Sinto-me, renascida. Nunca tive muito jeito com palavras, sempre fui menina de imagens. E neste momento gostava tanto de te conseguir mostrar o que se passou em mim. Saí do mundo de Hades onde bebia do rio Aqueronte, levada pela mão, não por Bel mas por ti.

Encontrava-me encarcerada no mundo das sombras, reconfortada no calor da minha dor e da minha raiva. Que situação estúpida e idiota. Como deixei eu que a tua luz se ensombrasse?

Tu és a minha força. Foste tu que revivas-te os meus sonhos, és tu que me dás a segurança e a certeza de seguir em frente em todas as minhas lutas. Posso-te gritar mil vezes que me aguento sem ti, mas conseguirei eu aguentar?

Olhando para trás recordo os meus sonhos de criança e a força, que ontem, com o tempo e com a consciencialização do mundo se foi degradando e caindo aos pedaços.

Onde existiu um “castelo” de convicções, resistiam apenas fragmentos de um quadro de miúda de um mundo colorido. Foi ao encontra-te que de novo vi coelhos brancos e reencontrei o país das maravilhas.

E de novo esse mundo me escapava. Existem tantos fantasmas no meu castelo que deixei que eles me tomassem. Acredito em ti, acredito no nosso amor.
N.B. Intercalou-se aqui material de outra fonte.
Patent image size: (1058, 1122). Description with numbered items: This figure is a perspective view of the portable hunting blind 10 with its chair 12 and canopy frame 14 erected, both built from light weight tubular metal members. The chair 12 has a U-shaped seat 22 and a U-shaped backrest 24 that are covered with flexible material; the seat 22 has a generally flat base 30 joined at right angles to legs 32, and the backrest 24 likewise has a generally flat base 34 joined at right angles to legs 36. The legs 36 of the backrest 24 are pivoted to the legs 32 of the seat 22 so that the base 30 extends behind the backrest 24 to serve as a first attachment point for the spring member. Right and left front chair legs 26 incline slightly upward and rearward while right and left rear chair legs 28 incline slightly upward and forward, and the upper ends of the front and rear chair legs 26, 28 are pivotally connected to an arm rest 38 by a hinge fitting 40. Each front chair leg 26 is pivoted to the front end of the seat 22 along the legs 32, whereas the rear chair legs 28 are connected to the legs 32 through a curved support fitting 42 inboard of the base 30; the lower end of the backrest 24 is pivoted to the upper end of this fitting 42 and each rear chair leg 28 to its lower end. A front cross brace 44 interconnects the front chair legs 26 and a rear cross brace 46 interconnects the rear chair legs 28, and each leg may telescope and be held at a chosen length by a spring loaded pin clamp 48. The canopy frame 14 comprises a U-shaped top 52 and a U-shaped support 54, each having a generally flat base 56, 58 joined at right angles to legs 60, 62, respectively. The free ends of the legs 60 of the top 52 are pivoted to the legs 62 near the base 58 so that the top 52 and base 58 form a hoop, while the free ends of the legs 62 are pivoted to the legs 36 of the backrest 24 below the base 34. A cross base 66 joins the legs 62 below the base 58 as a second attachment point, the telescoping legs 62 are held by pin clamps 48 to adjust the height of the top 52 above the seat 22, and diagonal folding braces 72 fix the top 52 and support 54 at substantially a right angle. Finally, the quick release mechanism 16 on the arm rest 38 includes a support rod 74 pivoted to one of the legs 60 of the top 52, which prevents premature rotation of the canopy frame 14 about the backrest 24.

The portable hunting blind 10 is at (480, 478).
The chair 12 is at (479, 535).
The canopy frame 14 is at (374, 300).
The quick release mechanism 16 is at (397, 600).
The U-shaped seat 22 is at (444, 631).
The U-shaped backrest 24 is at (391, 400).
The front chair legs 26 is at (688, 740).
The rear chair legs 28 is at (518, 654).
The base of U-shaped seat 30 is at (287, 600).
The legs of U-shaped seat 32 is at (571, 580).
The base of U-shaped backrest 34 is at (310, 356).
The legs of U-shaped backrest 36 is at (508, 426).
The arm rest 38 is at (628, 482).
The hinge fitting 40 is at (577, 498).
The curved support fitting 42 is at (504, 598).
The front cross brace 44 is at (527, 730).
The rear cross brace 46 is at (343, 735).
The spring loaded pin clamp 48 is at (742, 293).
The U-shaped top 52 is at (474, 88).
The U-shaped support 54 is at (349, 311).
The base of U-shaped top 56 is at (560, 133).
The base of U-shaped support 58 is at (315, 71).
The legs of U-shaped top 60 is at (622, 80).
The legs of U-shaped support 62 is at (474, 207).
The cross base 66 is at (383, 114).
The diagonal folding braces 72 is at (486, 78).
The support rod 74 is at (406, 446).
Porque cada vez que se me vens a memória o meu coração aquece e um vórtice de cores intensifica a minha visão. Aprendi tanto contigo nestes últimos tempo, deste-me tanta força e fizeste me acreditar que é possível, que não há causas perdidas (só quando desistimos delas).
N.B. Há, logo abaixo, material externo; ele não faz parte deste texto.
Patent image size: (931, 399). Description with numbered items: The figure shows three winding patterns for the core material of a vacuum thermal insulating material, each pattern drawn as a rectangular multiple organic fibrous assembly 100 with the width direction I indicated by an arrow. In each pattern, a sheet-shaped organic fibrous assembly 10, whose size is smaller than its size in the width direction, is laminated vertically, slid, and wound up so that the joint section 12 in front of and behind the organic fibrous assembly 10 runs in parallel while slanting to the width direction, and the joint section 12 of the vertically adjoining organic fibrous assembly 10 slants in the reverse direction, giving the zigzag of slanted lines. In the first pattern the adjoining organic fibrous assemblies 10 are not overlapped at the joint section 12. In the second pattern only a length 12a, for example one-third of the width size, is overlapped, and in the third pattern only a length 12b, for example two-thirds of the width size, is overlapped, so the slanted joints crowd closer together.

Tudo isto a somar ao novo mundo que a tua existência me trás e ao teu doce abraço ilumina o que sou, o que sinto, e as distancias entre mim deixam de ser abismos. E tudo se reúne numa perfeita equação de amor psiquê. Estou ansiosa que chegues para te abraçar e te mostrar que já sei abraçar!

quinta-feira, 1 de dezembro de 2011

335


São duas pessoas numa mesa. Uma mesa que não é muito grande mas que ocupam verdadeiramente. Entre dois jornais abertos, umas chávenas de café, maços de tabaco e uns blocos de apontamentos, sobra algum espaço para pousarem os seus braços. À primeira vista será muito difícil perceber a relação entre aquelas duas pessoas. Talvez namorados, talvez amigos?
Não será preciso ser grande génio ou entendido em questões de relacionamentos para se perceber que aquele par também não sabe muito bem o que é. Ela gosta dele, isso parece bastante claro. A sua postura, forma de estar, a forma como interage com ele e com as pessoas que dele se aproximam tudo a denuncia para toda a gente menos para ele. Ele desatento, talvez distraído ou talvez demasiado absorto na sua vida dificilmente consegue perceber o que o rodeia no quotidiano. Ele talvez se tenha acomodado ao facto de ela ser uma amiga – a Amiga. Para ele ela é como um daqueles tipos com quem costuma ver o futebol e costuma sair à noite para ir beber uns copos, aliás ela também faz isso com eles… certo ela é um pouco mais do que todos os outros, dá-lhe mais atenção e é muito mais carinhosa mas ela é uma mulher e é a sua melhor amiga. Nunca lhe passou pela cabeça outra qualquer situação de relacionamento com ela.